The original furore created by the design of the building concerned its height, which, at 23 storeys, is quite something in Suffolk's rapidly growing county town, where even Norman Foster's legendary 1974 Willis Faber building deferred to the ancient, low-rise core. According to Lyall, the noted urban planner Sir Colin Buchanan visited Ipswich in the 1960s and remarked that no new buildings should block the views of the low hills to the south of the docks. And this duly set one of the key agendas for local civic lobbyists, notably the well-informed and trenchant Ipswich Society.

The inception of the Cranfield Mills and DanceHouse scheme in 2002 duly triggered English Heritage's quixotic suggestion that Ipswich docks should be returned to some semblance of its medieval scale. This might well have created a touristic pastiche, hugger-mugger with carts bearing glinting sheaves of acrylic barley, Equity card-carrying lepers, and charred Protestant martyrs mumbling lines from Kinge Johan, a verse drama quilled in the 16th century by a local prior, John Bale.

Other developers have, in any case, already got medieval on Ipswich's urban ass. The new apartment blocks to the south of the Waterfront, near the railway station, are so architecturally dreadful that one can imagine them becoming a Piranesian wasteland of splintered cladding and rusting balconettes in a neo-medieval future.

These are starter flats, which means tight build and sale costs are to be expected. But they were conceived – and approved by Ipswich Borough Council – when the economy was in loadsamoney, mortgage-mania mode. What excuse can there have been, at that time, for these domesticised business park-like buildings? Where are John Betjeman's "friendly bombs" when you need them?
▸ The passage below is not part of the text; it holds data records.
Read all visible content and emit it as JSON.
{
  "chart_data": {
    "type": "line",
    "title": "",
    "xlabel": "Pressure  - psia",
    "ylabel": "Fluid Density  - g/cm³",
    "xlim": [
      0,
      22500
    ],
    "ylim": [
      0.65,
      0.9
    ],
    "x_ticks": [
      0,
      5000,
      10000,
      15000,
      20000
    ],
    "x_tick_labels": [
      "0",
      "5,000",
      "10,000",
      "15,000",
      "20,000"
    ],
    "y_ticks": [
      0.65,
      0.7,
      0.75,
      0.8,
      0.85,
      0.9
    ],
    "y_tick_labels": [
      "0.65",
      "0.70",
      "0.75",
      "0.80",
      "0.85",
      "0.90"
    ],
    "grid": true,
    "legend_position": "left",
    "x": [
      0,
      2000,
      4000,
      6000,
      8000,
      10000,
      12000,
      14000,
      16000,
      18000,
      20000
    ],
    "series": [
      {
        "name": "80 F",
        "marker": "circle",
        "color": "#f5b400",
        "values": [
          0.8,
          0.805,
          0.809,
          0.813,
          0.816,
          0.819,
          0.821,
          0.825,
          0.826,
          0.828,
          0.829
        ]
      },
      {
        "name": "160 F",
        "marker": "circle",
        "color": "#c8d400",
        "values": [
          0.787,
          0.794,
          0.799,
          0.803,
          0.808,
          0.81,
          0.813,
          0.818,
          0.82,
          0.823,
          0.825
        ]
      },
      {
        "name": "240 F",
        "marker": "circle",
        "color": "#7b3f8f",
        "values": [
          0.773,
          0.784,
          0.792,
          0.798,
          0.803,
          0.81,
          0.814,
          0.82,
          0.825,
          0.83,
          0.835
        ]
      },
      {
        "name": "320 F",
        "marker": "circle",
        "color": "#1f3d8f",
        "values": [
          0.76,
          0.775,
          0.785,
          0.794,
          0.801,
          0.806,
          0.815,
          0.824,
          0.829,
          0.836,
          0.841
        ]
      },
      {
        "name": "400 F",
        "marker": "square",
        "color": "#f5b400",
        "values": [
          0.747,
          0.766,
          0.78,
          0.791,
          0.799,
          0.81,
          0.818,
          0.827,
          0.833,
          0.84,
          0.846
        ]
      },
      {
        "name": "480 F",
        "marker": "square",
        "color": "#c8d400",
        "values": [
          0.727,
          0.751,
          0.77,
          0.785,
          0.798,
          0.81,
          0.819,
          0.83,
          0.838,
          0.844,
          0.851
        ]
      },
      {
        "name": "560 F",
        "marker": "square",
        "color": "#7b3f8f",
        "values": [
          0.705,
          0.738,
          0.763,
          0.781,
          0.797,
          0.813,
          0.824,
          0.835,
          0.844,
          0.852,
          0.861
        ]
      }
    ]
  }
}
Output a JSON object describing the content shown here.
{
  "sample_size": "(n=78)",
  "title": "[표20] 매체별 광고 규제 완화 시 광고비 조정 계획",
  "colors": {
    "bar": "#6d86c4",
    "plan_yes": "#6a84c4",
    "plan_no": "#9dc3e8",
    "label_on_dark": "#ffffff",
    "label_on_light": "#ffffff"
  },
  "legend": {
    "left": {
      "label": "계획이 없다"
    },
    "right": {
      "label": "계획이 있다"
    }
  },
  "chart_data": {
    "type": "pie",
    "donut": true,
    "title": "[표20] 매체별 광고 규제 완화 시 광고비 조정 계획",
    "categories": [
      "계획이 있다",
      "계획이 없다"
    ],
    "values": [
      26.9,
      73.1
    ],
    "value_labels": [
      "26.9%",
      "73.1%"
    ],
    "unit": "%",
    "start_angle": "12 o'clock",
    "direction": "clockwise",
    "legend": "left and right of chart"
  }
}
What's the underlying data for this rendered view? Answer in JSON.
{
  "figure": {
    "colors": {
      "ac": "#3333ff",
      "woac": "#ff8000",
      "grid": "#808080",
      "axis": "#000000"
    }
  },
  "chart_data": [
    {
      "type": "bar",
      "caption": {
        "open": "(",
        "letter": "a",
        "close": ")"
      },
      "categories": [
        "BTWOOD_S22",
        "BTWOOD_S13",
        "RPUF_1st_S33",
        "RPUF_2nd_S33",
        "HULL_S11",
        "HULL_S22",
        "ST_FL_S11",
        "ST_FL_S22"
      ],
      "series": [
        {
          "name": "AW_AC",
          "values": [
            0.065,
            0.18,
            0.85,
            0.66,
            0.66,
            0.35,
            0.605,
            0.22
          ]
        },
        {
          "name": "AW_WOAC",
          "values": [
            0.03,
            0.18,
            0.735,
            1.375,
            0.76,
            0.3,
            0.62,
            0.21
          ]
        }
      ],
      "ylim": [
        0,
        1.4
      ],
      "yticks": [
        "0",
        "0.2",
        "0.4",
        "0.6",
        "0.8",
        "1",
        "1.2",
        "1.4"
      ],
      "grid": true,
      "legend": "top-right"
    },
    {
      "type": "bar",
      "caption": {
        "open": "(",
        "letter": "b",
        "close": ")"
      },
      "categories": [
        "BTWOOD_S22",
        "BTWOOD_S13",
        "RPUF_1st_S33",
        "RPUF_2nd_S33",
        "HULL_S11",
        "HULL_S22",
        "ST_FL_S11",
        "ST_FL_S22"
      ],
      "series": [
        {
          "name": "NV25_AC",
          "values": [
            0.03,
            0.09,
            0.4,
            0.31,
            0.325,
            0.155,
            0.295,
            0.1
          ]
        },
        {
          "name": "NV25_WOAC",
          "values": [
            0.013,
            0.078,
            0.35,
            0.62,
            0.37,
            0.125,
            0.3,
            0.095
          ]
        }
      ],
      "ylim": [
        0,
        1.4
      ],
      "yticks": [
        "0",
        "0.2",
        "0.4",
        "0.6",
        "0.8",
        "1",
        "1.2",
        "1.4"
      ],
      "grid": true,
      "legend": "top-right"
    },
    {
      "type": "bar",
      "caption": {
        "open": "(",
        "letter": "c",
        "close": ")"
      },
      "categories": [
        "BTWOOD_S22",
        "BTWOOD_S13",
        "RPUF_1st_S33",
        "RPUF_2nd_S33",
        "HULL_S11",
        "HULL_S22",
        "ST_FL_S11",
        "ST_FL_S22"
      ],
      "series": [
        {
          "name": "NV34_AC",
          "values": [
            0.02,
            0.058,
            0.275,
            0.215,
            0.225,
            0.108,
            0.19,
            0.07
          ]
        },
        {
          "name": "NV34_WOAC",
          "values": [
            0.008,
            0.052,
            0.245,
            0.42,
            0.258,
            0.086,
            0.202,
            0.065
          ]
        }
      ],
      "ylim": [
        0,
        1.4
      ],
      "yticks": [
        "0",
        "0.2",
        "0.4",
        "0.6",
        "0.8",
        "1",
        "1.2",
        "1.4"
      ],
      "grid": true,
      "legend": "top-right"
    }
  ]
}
Lyall's architecture is a partial antidote. Its three dance spaces are superb – light, airy, double-height. Studio 1, on the ground floor, is the main performance space, and it's big enough to mount substantial productions. The two other studios, upstairs, are very large practice rooms; and one of them, the Red Shoes room, is clearly going to be an inspirational space; even empty, and being tinkered with by builders, it already radiates a tangible aura of creative challenge.

The architecture of the DanceHouse is essentially pragmatic; internally, the only deliberate grace note is in the design of the elegant, glass-treaded stairs up to the practice rooms and management segment. The only quibble might be with the entrance sequence, which seems rather cramped. It's nevertheless extraordinary to think that all this has been created not for the Sylvie Guillems of the dance world, but for young people in East Anglia. John Lyall was one of the architects who brought the legendary, artistically risqué Riverside Studios to life in 1970s London; the DanceHouse will lack its anarchy, but not its sense of possibility.

The DanceHouse strikes a blow for architectural brio, but it is also a strident brandmark, whose piggy-backing residential tower has become a giant concrete and glass postcard that re-images Ipswich, a place whose only previous high-res focal points have been Sir Alf Ramsey and Sir Bobby Robson; but there's more to Ipswich than footie and it's a pity that the Prime Minister – "This is a wonderful area!" was his best shot – resorted to vague hyperbole.

Yet this is exactly what too many urban regeneration projects do. Developers, rather than cash-stretched local authorities who can't afford to contest planning appeals, hold the whip hand. Most developers fail to address, thoroughly, the dynamic co-existence of historic urban precedent and future urban possibility. The Corbusian, mad-surgeon inner ring-road cauterisations of town and city centres in the 1960s, and the social and commercial lesions they caused, have set almost intractable scenes for humane regeneration decades later. But that's no excuse for cut-and-paste urban regeneration today. Waterside developments are at particular risk of becoming peninsulas of lifestyle aspiration, crammed with lavish architectural metaphors for change that stand apart from richer urban texts.